The floorboard beneath my Italian leather shoe creaks softly.

Ryder’s head snaps up, his eyes finding mine instantly. Instead of the awkwardness I expect—the scrambling to create space—his face breaks into that lazy smile that’s always felt like it’s designed specifically to get under my skin.

“Come on over, Daddy, and stop watching,” Ryder calls out, throwing me a wink that’s equal parts invitation and challenge. It’s like he can read every conflicted thought racing through my mind.

The pet name hits differently here than it did during the Hunt. There, it was a performance. Here, in my home, it feels raw.

I force my expression to remain neutral even as heat crawls up my neck.
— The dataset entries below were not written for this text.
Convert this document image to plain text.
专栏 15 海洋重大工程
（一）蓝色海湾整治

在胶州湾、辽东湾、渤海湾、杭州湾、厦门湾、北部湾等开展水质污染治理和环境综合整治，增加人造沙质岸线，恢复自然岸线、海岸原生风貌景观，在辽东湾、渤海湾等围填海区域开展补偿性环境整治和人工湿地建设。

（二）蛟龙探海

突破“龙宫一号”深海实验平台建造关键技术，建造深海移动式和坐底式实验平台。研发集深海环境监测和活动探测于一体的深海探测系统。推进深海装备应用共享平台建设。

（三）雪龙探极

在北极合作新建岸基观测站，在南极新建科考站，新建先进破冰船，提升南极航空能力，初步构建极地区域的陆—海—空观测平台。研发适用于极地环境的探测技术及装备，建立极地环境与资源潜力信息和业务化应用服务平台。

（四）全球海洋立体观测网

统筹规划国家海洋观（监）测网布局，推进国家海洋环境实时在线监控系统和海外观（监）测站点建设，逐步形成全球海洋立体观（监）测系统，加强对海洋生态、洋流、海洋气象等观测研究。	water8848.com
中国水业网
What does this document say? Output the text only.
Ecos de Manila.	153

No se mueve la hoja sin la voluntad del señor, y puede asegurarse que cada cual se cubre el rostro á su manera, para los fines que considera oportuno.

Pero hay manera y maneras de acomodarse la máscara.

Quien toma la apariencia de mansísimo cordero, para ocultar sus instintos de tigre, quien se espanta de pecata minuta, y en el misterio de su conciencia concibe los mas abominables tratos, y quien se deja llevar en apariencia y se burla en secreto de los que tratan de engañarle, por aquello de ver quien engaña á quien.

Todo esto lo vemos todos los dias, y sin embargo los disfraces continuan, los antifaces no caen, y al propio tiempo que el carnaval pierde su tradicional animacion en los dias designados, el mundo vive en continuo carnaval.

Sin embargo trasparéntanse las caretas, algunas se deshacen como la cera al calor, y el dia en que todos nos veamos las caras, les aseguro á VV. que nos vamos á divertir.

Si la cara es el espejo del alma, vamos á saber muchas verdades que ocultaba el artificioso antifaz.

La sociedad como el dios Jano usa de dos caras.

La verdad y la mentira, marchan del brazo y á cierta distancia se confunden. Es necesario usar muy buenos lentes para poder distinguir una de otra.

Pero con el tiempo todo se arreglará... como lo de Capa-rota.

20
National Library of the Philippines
I hate that he can see through me so easily, that he somehow understands what I’m feeling before I’ve even processed it myself.

“Long day?” Liam asks, not moving his arm from around Ryder, not making space as if expecting me to find my own.

Cora shifts in Ryder’s lap, her eyes meeting mine with a complexity I can’t quite read.

I remain frozen, caught between the instinct to assert dominance—to remind them all that this is my penthouse, these are my rules—and the unfamiliar urge to join them, to sink into whatever easy comfort they’ve found without me.

“You going to stand there all night?” Ryder prompts, patting the space beside him. “We saved you a spot.”

I hesitate a moment longer before moving toward them. I’m not used to this—joining rather than commanding, fitting into a space rather than creating it.

Cora looks up at me, those green eyes cutting straight through my defenses. There’s a challenge there, but also something that looks like... an invitation. Fuck if I can refuse her when she looks at me like that. I’ve never been able to, not from the first moment I saw her.